高市相場でも日経平均株価のPERは20倍くらいが限界か?
日経平均株価が2000円を超える上昇をしており高市早苗新総裁の誕生に祝砲を上げています。
もともと石破氏が辞任したタイミングで高市新総裁を織り込みつつありましたが、情勢から相場は横ばいになっていました。
高市氏の人事を見るに麻生派の強い政権が生まれつつあるのが見えており、自分が言っていた政策を優先順位をつけて動かしていくと思うので連立の進展で政策の実現性も見えてくるでしょう。
アベノミクス相場から振り返ると日経平均株価はPER20倍で限界に達しやすい
日経平均株価のPERを半導体が多いから、ハイテク株が増えたから新たなPER水準で見るべきという人たちもいます。
彼らの意見が正しいなら日経平均株価のPERは25倍を超えていくことになるはずですが、過去のアベノミクス相場で日経平均株価が息を吹き返したときはPER14倍から一気にPER24倍付近まで上昇しています。
その後は景気回復で株高+PER低下がセットでPER24倍から16倍まで低下し、その後はPER15倍程度で株高が続いてきました。
まだ急騰している本日のPERは出ていませんが、先週末時点のPERが18倍なので踏み上げることができる上昇幅はもうそこまでないように思います。
さらなる世界株高か高市政権の財政出動でインフレ加速かEPS向上が急務
日経平均株価のPERを上げるには主に米株がさらに高値を超えていく、
あるいはアベノミクス相場はEPSが一気に改善していったことで上昇相場になっているため、現在のPER18〜19倍から中間期決算あるいは来期の業績予想の業績向上でPER16倍かそれ以下まで一気に低下すれば指数として買いやすいでしょう。
コロナ後もPER20倍超えで業績改善しながらPER12倍まで落ちて、その後に株高になっているため業績の向上は絶対に必要条件です。
あるいは業績を無視できる指数の条件として、名目GDPが上振れすればいいので、インフレ加速で名目GDPがさらに上がれば株価も上がりやすいです。
日銀の利上げが遅れる期待でインフレ上昇が進めば利上げなしでインフレ継続なので株価にはプラスで、現状は業績の大きな上昇は起きていないのでインフレの方が株価に効いていそうです。
私が過去に書いた記事でも日本の名目GDPが予想以上に高いので株価はいけると書いたので、PERは限界感を試すのに必要な条件かなと思いますが、過去のアベノミクス相場でインフレはここまで高くなかったのでインフレ相場と見てもいいかもしれません。
高市氏の政策に即効性はあるか?
高市氏の政策は広範囲に及ぶため、銘柄は結構分散しています。
食料、エネルギー、防衛などが危機管理分野としてあり、
半導体、AI、量子技術など先端技術を成長分野としています。
公共投資や戦略分野への財政出動をすると言っているので、建設やインフラ関連はさらに繁忙を迎えれば価格上昇で利益は数年上がりそうです。

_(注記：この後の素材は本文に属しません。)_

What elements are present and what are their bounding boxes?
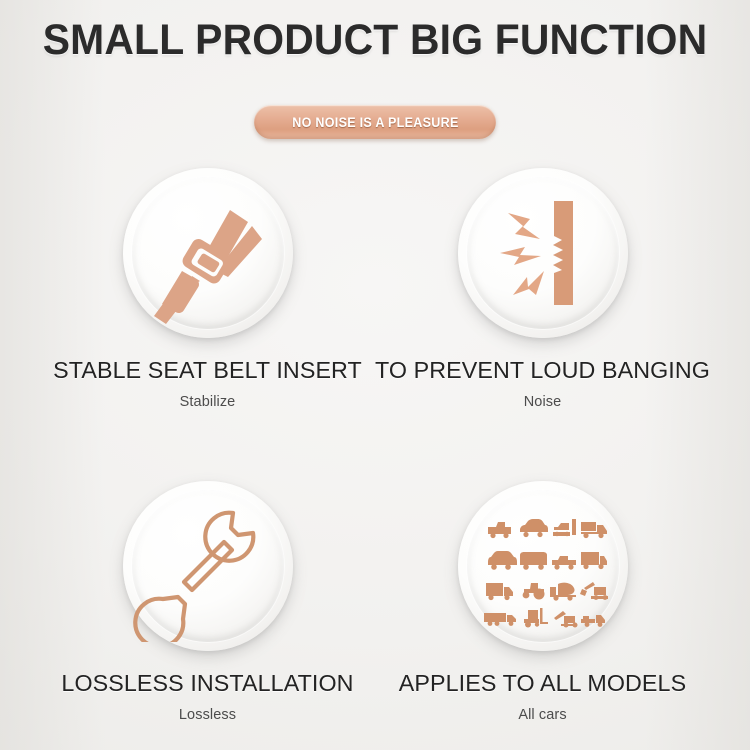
page-title: SMALL PRODUCT BIG FUNCTION <box>19 16 732 65</box>
feature-cell-installation[interactable]: LOSSLESS INSTALLATION Lossless <box>20 481 395 723</box>
vehicle-tow-truck <box>554 611 578 628</box>
icon-disc <box>458 481 628 651</box>
vehicle-forklift <box>524 608 548 628</box>
promo-poster: SMALL PRODUCT BIG FUNCTION NO NOISE IS A… <box>0 0 750 750</box>
seat-belt-buckle-icon <box>132 177 284 329</box>
vehicle-sedan-car <box>520 519 548 537</box>
feature-subtitle: Stabilize <box>20 394 395 410</box>
status-badge: NO NOISE IS A PLEASURE <box>254 105 496 139</box>
icon-disc <box>123 168 293 338</box>
vehicle-cement-mixer <box>550 583 576 601</box>
icon-disc <box>123 481 293 651</box>
feature-title: APPLIES TO ALL MODELS <box>357 670 728 697</box>
feature-title: LOSSLESS INSTALLATION <box>22 670 393 697</box>
feature-title: TO PREVENT LOUD BANGING <box>357 357 728 384</box>
status-badge-label: NO NOISE IS A PLEASURE <box>292 115 458 130</box>
wrench-icon <box>132 490 284 642</box>
feature-cell-models[interactable]: APPLIES TO ALL MODELS All cars <box>355 481 730 723</box>
feature-subtitle: Lossless <box>20 707 395 723</box>
vehicle-jeep <box>552 556 576 570</box>
feature-cell-noise[interactable]: TO PREVENT LOUD BANGING Noise <box>355 168 730 410</box>
icon-disc <box>458 168 628 338</box>
feature-cell-seat-belt[interactable]: STABLE SEAT BELT INSERT Stabilize <box>20 168 395 410</box>
feature-subtitle: Noise <box>355 394 730 410</box>
vehicle-flatbed-truck <box>581 615 605 627</box>
cracked-bar-icon <box>553 201 573 305</box>
vehicle-dump-truck <box>581 522 607 538</box>
feature-subtitle: All cars <box>355 707 730 723</box>
vehicle-bulldozer <box>553 519 576 536</box>
vehicle-van <box>520 552 547 570</box>
vehicle-suv <box>488 551 517 570</box>
lightning-bolts-impact-icon <box>467 177 619 329</box>
vehicle-box-truck <box>486 583 513 600</box>
vehicle-grid-icon <box>467 490 619 642</box>
vehicle-semi-trailer <box>484 613 516 626</box>
vehicle-excavator <box>580 582 608 600</box>
vehicle-box-van <box>581 552 607 569</box>
vehicle-pickup-truck <box>488 522 511 538</box>
vehicle-tractor <box>522 583 544 600</box>
feature-title: STABLE SEAT BELT INSERT <box>22 357 393 384</box>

半導体やAI、量子技術を国内で振興するなら電力は必須になってくるため、周辺分野でも幅広く物色できそうです。
介護や医療の待遇不足も言っているため、待遇改善で人材が活発に動くならその分野の人材系は恩恵を得そうです。
高市氏が投資対象としている分野は先端技術なら米テックと正面からぶつかりますし、食料やエネルギーは重要ですが財政規律も一応は守るようなのでバランスが難しいでしょう。
GDPを押し上げるには政府投資も重要な要素ですが、日本は年金医療で財政の多くをぶっ込んでいるため官民でどれくらい投資加速できるかが肝で、アメリカのテック企業が成長した背景にあるベンチャーキャピタルの支援強化なども入ってくればさらに良いように思います。
半導体分野は既に国が投資をしているので、AIや量子技術などにどれくらい政府が投資してくるかが注目点でAIと量子技術で半導体ほどデカい企業はそうないので一気に倍増する企業が出てもおかしくないでしょう。
同様にサイバーセキュリティ企業もトレンドマイクロ以外は小粒しかないので、政府からの投資額や波及効果大きければ連騰してもおかしくないほど規模感の小さい銘柄だらけです。
政策の即効性で言うと減税がもっとも効果が出やすいですが、恩恵を受ける内需株は円安進行で初動弱くGDP上昇ならついてくるのかなと期待できます。
具体的な政策や財政出動の規模感、どれくらいのバランスで資金を入れてくるか不透明で、仮に財政出動かつ減税なら円安がネックになりそうです。
追記:10月6日の終値は47994円でPERは18.64倍でした。
過去データを見るとアベノミクス相場の初動でPER23.38倍まで伸びているので、来期EPSの伸びが重要でしょうが業績向上が見えてくれば先回りしてPERが上がる余地はありそうです。